Gen rolled over, weakened and weary. It was done. He felt far too dizzy and weak to even consider marching into the woods. From his supine position he watched the sky dim toward twilight, remembering Ghama Dhron’s first words to him:
I am one of four fell servants of Mikkik.
What were the other two horrors at Mikkik’s command? Ghama Dhron was still out there, too, and its poison was likely worse than the bite of the blood-harvesting beetles he had just tangled with.

After what seemed like an hour, Gen rolled and sat up, dizziness swirling his mind. Full dark had nearly come when he noticed Maewen approaching cautiously out of the woods. He raised his hand to signal his position and she jogged to him.

“Are you well?” she asked.

He briefly related the tale of his encounter and then asked, “Do you have any sunlock leaves?”

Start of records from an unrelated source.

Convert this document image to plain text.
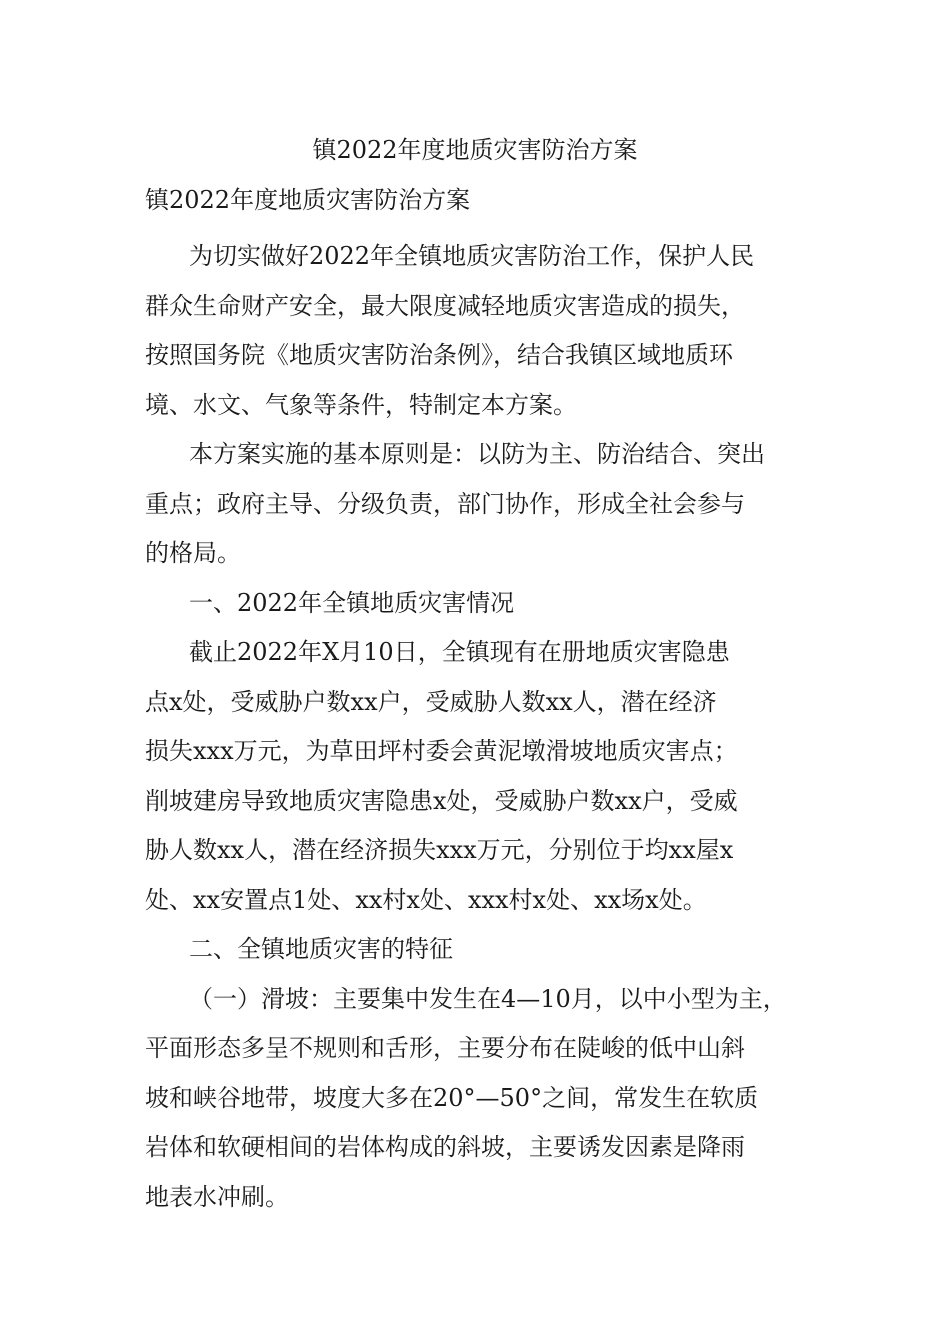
镇2022年度地质灾害防治方案

镇2022年度地质灾害防治方案

为切实做好2022年全镇地质灾害防治工作，保护人民
群众生命财产安全，最大限度减轻地质灾害造成的损失，
按照国务院《地质灾害防治条例》，结合我镇区域地质环
境、水文、气象等条件，特制定本方案。

本方案实施的基本原则是：以防为主、防治结合、突出
重点；政府主导、分级负责，部门协作，形成全社会参与
的格局。

一、2022年全镇地质灾害情况

截止2022年X月10日，全镇现有在册地质灾害隐患
点x处，受威胁户数xx户，受威胁人数xx人，潜在经济
损失xxx万元，为草田坪村委会黄泥墩滑坡地质灾害点；
削坡建房导致地质灾害隐患x处，受威胁户数xx户，受威
胁人数xx人，潜在经济损失xxx万元，分别位于均xx屋x
处、xx安置点1处、xx村x处、xxx村x处、xx场x处。

二、全镇地质灾害的特征

（一）滑坡：主要集中发生在4—10月，以中小型为主，
平面形态多呈不规则和舌形，主要分布在陡峻的低中山斜
坡和峡谷地带，坡度大多在20°—50°之间，常发生在软质
岩体和软硬相间的岩体构成的斜坡，主要诱发因素是降雨
地表水冲刷。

“I’m afraid not,” she said.

“No matter. In a couple of hours I’ll be well enough to heal myself.”

“Have you seen any sign of the Uyumaak?”

“No,” he said. “But I’ve been flat on my back for some time.”

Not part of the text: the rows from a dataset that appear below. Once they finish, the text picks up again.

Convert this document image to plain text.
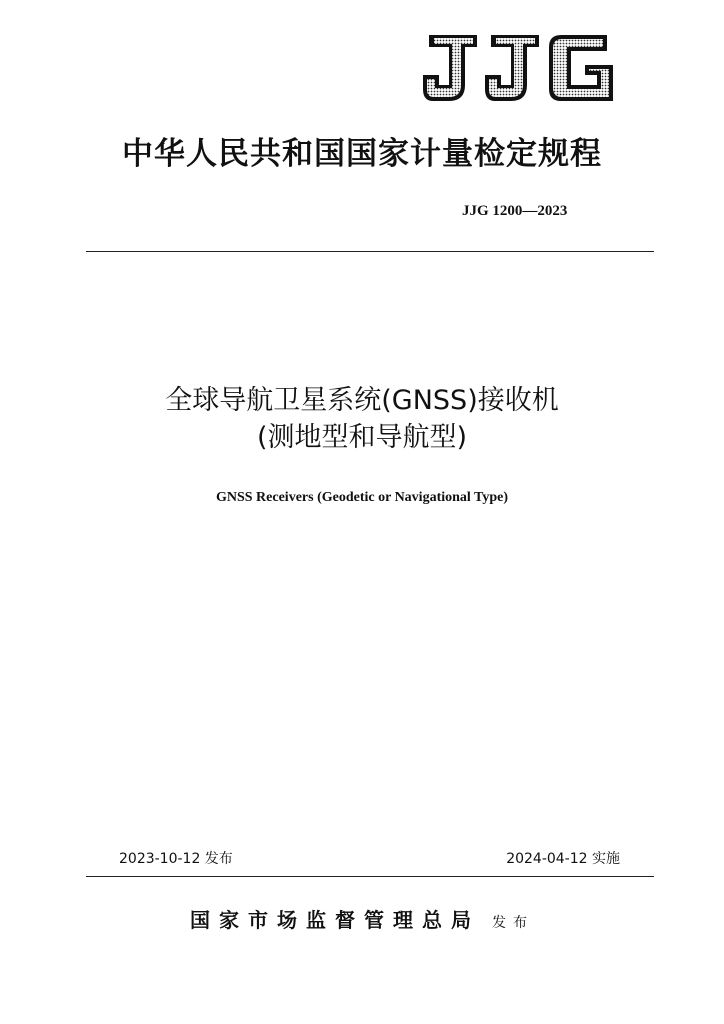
中华人民共和国国家计量检定规程
JJG 1200—2023
全球导航卫星系统(GNSS)接收机
(测地型和导航型)
GNSS Receivers (Geodetic or Navigational Type)
2023-10-12 发布	2024-04-12 实施
国家市场监督管理总局 发布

“Stay here and rest,” she ordered. “I’m going to scout forward. With the beetles gone, they may yet pursue us.”

Gen put his back on the ground and closed his eyes, soaking in the rays of the radiant moons above him, their soft light slowly filling the wells of power within him. Maewen returned an hour later, face twisted in a scowl, and helped him stand.

“They are coming,” she said. “The Hunters will get here within the hour. Can you walk?”

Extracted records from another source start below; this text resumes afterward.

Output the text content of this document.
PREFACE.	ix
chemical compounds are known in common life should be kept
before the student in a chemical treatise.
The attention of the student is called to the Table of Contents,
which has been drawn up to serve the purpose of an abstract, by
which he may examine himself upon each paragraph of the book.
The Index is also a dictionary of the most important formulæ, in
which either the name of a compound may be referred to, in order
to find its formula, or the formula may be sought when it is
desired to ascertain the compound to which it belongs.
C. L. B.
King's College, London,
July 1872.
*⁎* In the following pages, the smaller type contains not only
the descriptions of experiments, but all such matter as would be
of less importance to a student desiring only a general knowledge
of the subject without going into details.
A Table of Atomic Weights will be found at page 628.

He nodded and took Maewen’s proffered hand to help himself up. As he walked carefully through the wood, following Maewen’s lead, his strength slowly returned, and he healed what he could of the beetle bites on his legs, hoping the blood would ensure that no grotesque insects were breeding within his skin.

The main party had continued on into the night hours, and by the time he and Maewen caught up, the night was deep. A single lantern burned to provide some light for moving about, but the tree boles cast wild shadows everywhere.

“How long until we reach the ridge?” Gen asked Maewen as she prepared to leave to report to Lord Kildan and Ethris.

“I gauge it at two days with a steady march,” she replied. “You and I could make it in less than a day, but with the wounded in the party and the difficult path, two days may be an optimistic guess. I hate to say it, but as much as I love the woods, it will be nice to get somewhere where we can have a clearer vision of what’s around us. Once we get to the ridge, we’ll need to take a short jog to the east to catch a sheep track that leads to the other side. It will be treacherous going for those with unsteady legs.”

Gen nodded, and Maewen turned away. He needed sleep. He could sense the Chalaine nearby but stayed out of sight, curling up on the forest floor with little care for any kind of protection.

For the next two days, they rushed to stay ahead of the Uyumaak army. Gen kept mostly to the rear away from everyone, and only Maewen knew that he was to thank for their remaining just out of reach of their pursuers. While the company of soldiers rested, Gen would perform his healing on whom he could, and when they marched he would turn back and deal as much death to the Uyumaak as possible to keep their pace cautious.